AI and traffic management were the focus of the second panel, with Sascha Hoogendoorn-Lanser as moderator. Marco Schreuder (RVS, WVL) started with highlighting current challenges in road traffic management. Olaf Vroom (NDW) proposed that in modern traffic management, the key to progress is not just more data, but smarter ways of transforming, interpreting, and applying it to predict, respond, and adapt in real time. Sebastian Schwinn (d-fine) followed by discussing new insights from application of AI for tunnel safety management.
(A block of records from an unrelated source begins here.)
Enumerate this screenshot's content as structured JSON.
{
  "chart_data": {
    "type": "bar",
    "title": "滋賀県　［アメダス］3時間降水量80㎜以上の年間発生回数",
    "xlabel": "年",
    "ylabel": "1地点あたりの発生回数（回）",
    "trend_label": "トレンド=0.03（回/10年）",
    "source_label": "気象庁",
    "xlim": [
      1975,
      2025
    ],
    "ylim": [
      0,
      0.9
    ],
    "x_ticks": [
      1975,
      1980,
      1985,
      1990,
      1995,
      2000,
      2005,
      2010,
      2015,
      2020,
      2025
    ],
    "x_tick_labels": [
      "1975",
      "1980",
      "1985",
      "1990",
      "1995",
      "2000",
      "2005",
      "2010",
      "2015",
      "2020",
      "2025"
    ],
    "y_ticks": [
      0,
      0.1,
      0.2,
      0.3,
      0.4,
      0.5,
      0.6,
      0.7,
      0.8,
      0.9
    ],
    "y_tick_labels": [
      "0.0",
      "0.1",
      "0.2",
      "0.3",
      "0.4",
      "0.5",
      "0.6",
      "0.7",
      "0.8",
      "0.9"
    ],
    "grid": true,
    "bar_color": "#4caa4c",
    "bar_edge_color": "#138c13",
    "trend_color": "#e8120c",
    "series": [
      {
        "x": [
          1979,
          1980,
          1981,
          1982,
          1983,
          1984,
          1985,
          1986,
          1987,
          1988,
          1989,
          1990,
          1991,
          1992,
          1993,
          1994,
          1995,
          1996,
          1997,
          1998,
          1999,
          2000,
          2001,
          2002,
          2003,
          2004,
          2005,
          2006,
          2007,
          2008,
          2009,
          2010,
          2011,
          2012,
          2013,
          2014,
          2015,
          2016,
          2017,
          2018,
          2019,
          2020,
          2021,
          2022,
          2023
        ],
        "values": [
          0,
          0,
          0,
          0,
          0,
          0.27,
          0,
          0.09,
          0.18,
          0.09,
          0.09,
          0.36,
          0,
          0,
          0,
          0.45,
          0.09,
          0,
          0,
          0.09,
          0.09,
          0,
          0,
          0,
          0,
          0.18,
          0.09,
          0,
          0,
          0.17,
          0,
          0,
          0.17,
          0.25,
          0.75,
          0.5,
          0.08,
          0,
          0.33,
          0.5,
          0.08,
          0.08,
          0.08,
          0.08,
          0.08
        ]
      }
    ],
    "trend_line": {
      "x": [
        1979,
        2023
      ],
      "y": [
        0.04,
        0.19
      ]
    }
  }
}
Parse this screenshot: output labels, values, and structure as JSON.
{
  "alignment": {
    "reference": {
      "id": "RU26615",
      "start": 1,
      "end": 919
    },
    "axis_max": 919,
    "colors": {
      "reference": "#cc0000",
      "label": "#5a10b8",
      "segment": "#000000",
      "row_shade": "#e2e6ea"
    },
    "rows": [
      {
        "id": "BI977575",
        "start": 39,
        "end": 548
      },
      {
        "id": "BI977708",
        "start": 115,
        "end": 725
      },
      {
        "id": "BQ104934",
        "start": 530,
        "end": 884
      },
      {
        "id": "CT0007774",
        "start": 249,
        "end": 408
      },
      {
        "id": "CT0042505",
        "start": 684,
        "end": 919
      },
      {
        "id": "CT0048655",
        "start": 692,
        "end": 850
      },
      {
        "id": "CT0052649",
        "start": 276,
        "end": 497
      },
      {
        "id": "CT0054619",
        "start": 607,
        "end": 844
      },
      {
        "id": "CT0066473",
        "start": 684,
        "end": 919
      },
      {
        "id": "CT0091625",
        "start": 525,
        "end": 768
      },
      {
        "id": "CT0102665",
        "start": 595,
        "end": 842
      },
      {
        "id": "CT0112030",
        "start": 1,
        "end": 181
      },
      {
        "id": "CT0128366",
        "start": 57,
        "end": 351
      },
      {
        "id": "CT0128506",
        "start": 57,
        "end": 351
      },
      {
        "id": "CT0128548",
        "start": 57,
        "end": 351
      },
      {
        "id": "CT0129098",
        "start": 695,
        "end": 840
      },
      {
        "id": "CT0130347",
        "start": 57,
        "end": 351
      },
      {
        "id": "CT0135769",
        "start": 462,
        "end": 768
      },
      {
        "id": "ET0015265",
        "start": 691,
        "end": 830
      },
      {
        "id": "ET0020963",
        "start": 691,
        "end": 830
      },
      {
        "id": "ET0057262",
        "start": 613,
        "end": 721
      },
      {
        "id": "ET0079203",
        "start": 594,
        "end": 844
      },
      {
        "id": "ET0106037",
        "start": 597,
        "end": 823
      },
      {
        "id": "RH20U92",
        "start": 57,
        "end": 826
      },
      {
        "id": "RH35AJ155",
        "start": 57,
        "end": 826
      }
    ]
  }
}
Hans van Lint (TU Delft Faculty of CEG) concluded with a discussion on the need for integration of AI and domain knowledge.

Thereafter, Neil Yorke-Smith (Faculty of EEMCS) and Mahnam Saeednia (Faculty of CEG) challenged the audience to rethink freight mobility in the digital era.

Gerard Kuijlaars (Police Netherlands) and Tina Comes (Faculty of TPM) concluded the day by stressing the importance of ethics and human autonomy in AI-driven decision making, while also highlighting that in case of a crisis, decision-making and sensemaking changes – AI needs to be contextualised.




Summary

Challenges for AI in Mobility

  • The adoption of AI in mobility has been slow, limiting its potential to address the many pressing societal challenges in the field.
  • Achieving sustainable, resilient, inclusive, healthy, and safe mobility is complex.
  • Data limitations and the complexity of mobility systems present challenges for effective AI implementation.
  • Overall, AI’s transformative impact on mobility depends on overcoming data limitations, integrating domain expertise, addressing ethical challenges, and fostering collaboration among stakeholders

Opportunities for AI in Mobility

  • AI offers huge potential for a sustainable, resilient, and fair mobility system.
  • Opportunities exist in the ‘vertical application’ of AI.
  • AI can significantly enhance traffic management through smart technologies and data-driven insights.

Important takeaways for AI in Mobility

  • Integration of AI with domain knowledge and existing systems is crucial for successful deployment.
  • Meaningful human control should be prioritised in the development and implementation of automated driving.
  • Ethical concerns, including bias, privacy, and human autonomy, must be carefully addressed.
  • Freight mobility needs a digital transformation, incorporating AI-driven analytics for optimisation.
  • Responsible AI development and deployment require a human-cantered perspective, addressing ethical considerations and potential biases.
  • A collaborative learning community is vital for exploring AI’s potential in mobility while mitigating risks.